Together these cyclotrons meet the needs of 25 publicly funded PET scanners across the country, as well as four private facilities with PET scanners, according to a 2007 report produced by the Canadian Agency for Drugs and Technologies in Health, the most recent numbers available.

How much do they cost?

Cyclotrons are expensive for an individual hospital, but relative to the cost of a nuclear facility, their cost is small. Winnipeg's Health Sciences Centre spent $5 million to add a cyclotron this year, just a small part of the medical facility's $150-million expenditure on its Siemens Institute for Advanced Medicine. Other institutions across Canada have built or are building cyclotron facilities at costs ranging from $2.5 million to $6 million. A nuclear reactor, on the other hand, costs about $1 billion to build.

But the cyclotron is only one part of using medical isotopes, since they need to be near PET scanners to be useful. PET scanners can cost another $2 million to $3 million, said Ruth. There is also maintenance and operating costs for the hospitals, said Ruth.

Are cyclotrons capable of replacing reactors?

Ruth said our need for reactor isotopes isn't going to go away anytime soon.

"We're going to need molybdenum-99 and technetium-99 for at least another decade," he said. "Cyclotron-produced isotopes can help, but they can't completely replace the other isotopes because they are so short-lived."
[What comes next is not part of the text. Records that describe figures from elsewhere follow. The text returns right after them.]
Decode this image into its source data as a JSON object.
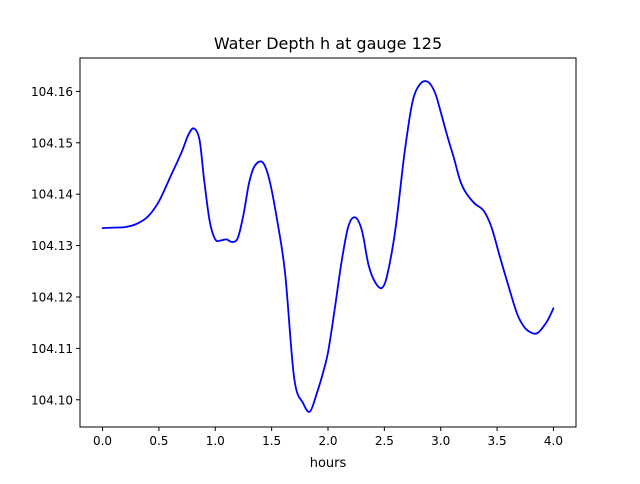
{
  "chart_data": {
    "type": "line",
    "title": "Water Depth h at gauge 125",
    "xlabel": "hours",
    "ylabel": "",
    "xlim": [
      -0.2,
      4.2
    ],
    "ylim": [
      104.0947,
      104.1665
    ],
    "xticks": [
      0.0,
      0.5,
      1.0,
      1.5,
      2.0,
      2.5,
      3.0,
      3.5,
      4.0
    ],
    "xtick_labels": [
      "0.0",
      "0.5",
      "1.0",
      "1.5",
      "2.0",
      "2.5",
      "3.0",
      "3.5",
      "4.0"
    ],
    "yticks": [
      104.1,
      104.11,
      104.12,
      104.13,
      104.14,
      104.15,
      104.16
    ],
    "ytick_labels": [
      "104.10",
      "104.11",
      "104.12",
      "104.13",
      "104.14",
      "104.15",
      "104.16"
    ],
    "grid": false,
    "series": [
      {
        "color": "#0000ff",
        "x": [
          0.0,
          0.1,
          0.2,
          0.3,
          0.4,
          0.5,
          0.6,
          0.7,
          0.76,
          0.81,
          0.86,
          0.9,
          0.95,
          1.0,
          1.05,
          1.1,
          1.15,
          1.2,
          1.25,
          1.3,
          1.35,
          1.42,
          1.48,
          1.55,
          1.62,
          1.7,
          1.78,
          1.84,
          1.9,
          1.95,
          2.0,
          2.06,
          2.12,
          2.18,
          2.24,
          2.3,
          2.36,
          2.42,
          2.48,
          2.53,
          2.6,
          2.68,
          2.75,
          2.82,
          2.89,
          2.95,
          3.0,
          3.06,
          3.12,
          3.17,
          3.22,
          3.3,
          3.38,
          3.45,
          3.52,
          3.6,
          3.68,
          3.75,
          3.82,
          3.86,
          3.9,
          3.95,
          4.0
        ],
        "y": [
          104.1334,
          104.1335,
          104.1336,
          104.1342,
          104.1356,
          104.1386,
          104.1433,
          104.1481,
          104.1515,
          104.1528,
          104.1506,
          104.143,
          104.1348,
          104.1312,
          104.131,
          104.1312,
          104.1307,
          104.1315,
          104.136,
          104.1422,
          104.1455,
          104.1462,
          104.1428,
          104.1348,
          104.1245,
          104.1042,
          104.0993,
          104.0977,
          104.1012,
          104.1048,
          104.1092,
          104.1177,
          104.1268,
          104.1337,
          104.1355,
          104.133,
          104.1262,
          104.1228,
          104.1218,
          104.1247,
          104.1335,
          104.1482,
          104.158,
          104.1615,
          104.1618,
          104.1597,
          104.156,
          104.1512,
          104.1468,
          104.1428,
          104.1404,
          104.1382,
          104.1368,
          104.1336,
          104.1282,
          104.1222,
          104.1166,
          104.1139,
          104.1129,
          104.113,
          104.1139,
          104.1155,
          104.1178
        ]
      }
    ]
  }
}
Ruth is working on developing a research network with the other Canadian cyclotron facilities to work to create new isotopes that can be used in PET scanners. He also hopes the government can help fund research into other technologies, such as particle accelerator technology, in which an accelerator fires photons at a relatively stable uranium isotope, uranium 238, to produce isotopes. Scientists have concluded that such accelerators could be built in principle, but research is needed to verify those conclusions before they could become a reality, he said.

In the meantime, he said, cyclotrons have more than proven their worth to the medical community where they are present.

"Anecdotally I know there are some oncologists [doctors who deal with cancerous tumours] who will not perform surgeries unless they've seen a PET scan," he said. "They have become a huge part of the decision making process."